Inner cities have a rather poor reputation throughout much of the United States. While this reputation has become exaggerated, it is important to note that it is based on truth to an extent. Inner cities have a poor reputation because enormous numbers of people moved out of them in preference for the suburbs in the 20th century. Part of this phenomenon is because of the changing makeup of the inner cities, which was caused by a combination of people pursuing economic opportunities in the north and people fleeing systematic oppression in the south.

However, it should also be noted that the popularization of the car made it easier than ever for people to live out in the suburbs but commute to the cities, thus removing one of the most important barriers to their relocation. Over time, this became more and more true as more and more infrastructure sprang up in support of car owners.

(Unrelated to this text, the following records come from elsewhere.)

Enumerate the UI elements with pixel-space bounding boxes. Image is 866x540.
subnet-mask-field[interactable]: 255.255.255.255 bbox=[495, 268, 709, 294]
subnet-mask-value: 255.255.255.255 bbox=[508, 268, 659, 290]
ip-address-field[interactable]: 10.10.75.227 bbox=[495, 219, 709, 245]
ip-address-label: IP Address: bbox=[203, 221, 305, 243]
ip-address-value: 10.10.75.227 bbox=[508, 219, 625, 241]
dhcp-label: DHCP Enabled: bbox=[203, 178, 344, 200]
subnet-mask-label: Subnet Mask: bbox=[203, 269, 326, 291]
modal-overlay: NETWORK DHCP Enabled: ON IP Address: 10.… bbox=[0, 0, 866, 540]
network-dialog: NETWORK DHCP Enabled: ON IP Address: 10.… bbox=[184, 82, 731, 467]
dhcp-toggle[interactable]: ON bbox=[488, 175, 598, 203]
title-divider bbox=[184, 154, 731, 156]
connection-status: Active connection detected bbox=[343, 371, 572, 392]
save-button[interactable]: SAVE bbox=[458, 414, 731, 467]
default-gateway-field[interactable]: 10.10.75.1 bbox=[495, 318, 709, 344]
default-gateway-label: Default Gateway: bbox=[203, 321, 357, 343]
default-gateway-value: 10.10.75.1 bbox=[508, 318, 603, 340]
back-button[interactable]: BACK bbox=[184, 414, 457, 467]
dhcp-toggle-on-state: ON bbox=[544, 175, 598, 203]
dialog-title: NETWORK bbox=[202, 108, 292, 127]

Meanwhile, the flight from the inner cities to the suburbs left those communities in a terrible state. First, this is because the loss of resources that used to be provided by the former residents meant that those communities had less power to handle their issues at a time when that power was needed the most. Second, the phenomenon caused serious economic issues, which showed up in the form of plummeting real estate prices as well as a loss of economic opportunities from the lack of consumers. Over time, this became a self-perpetuating phenomenon, thus paving a path for a whole host of social issues as well.

However, it is important to remember that these things happened a fair amount of time ago. As a result, what was true in the past might not be true in the present, particularly since while there are some commonalities between the inner cities, said communities are also so heterogeneous that it is dangerous to generalize too much about them. In fact, there are some reasons to believe that some of the inner cities have been experiencing an economic revival, which in turn, tends to mean a cultural revival as well.

Do Home Prices Reflect This Perception?

This can be seen in the latest real estate prices to come out of the inner cities, which paint a picture that bears little resemblance to what popular belief would suggest. In brief, the median price per square foot of the homes that were sold in the inner cities of 31 metropolitan areas rose by an incredible 52 percent over the last six years. This is remarkable by any standard, but what is most interesting is that this meant that they outpaced their suburban counterparts by 18 percent when it came to the same figure. Of course, this trend is not something that was observed in all of the inner cities that can be found throughout the United States, as shown by the contrasting cases of Chicago, Houston, and Miami, but it is so common that there is a clear pattern to be seen. Summed up, it is clear that people are not just interested in the real estate properties that can be found in the inner cities, but also more interested in them compared to their counterparts situated out in the suburbs.

What Do These Home Prices Suggest?

Simply put, this suggests that more and more people are choosing to live in the inner cities, which is an interesting counter-point to the popular belief about them. However, this should come as little surprise to people who have been paying close attention to them over the last few years because there have been a number of important changes that have made this trend possible.

For example, the low prices of real estate properties in the inner cities convinced a fair number of people to start moving into them instead of living somewhere else, which was helped by their appreciation for all of the amenities that can be found with ease in the center of cities rather than on the outskirts. As more and more people started living in these places, more and more businesses started springing up in order to cater to their needs and desires, which in turn, convinced more and more people to move in. In other words, what happened was a self-perpetuating cycle, but in the opposite direction of the one that had devastated the inner cities in the first place. Over time, as the economies of the inner cities started picking up pace, their cultures started doing the same as well, thus making them even more desirable places to live.

However, it should be noted that this process was helped along by other forces as well. For example, a lot of businesses chose to relocate their offices from the suburbs to the cities, thus resulting in a massive increase in the economic opportunities to be found in the inner cities. Furthermore, a lot of places in the United States set up light rail and other public transportation systems, thus making their inner cities better-connected and thus better able to provide for their residents. Combined, these factors fueled the revival of the inner cities, even if they were not necessarily the prime movers in each case.

Final Thoughts

Overall, this should be seen as a reminder that popular belief can be rather misleading, meaning that people should make important decisions based on confirmed facts rather than what they believe they know. Furthermore, it is a reminder that no trend can last forever in the real estate market, meaning that real estate consumers must be prepared to approach their real estate transactions with a degree of flexibility in order to ensure the best results. With that said, it is important to note that real estate consumers have plenty of reason to be happy about the economic and cultural revival of the United States’s inner cities, seeing as how it opens up a whole new world of possibilities for them when it comes to how they live, play, and work.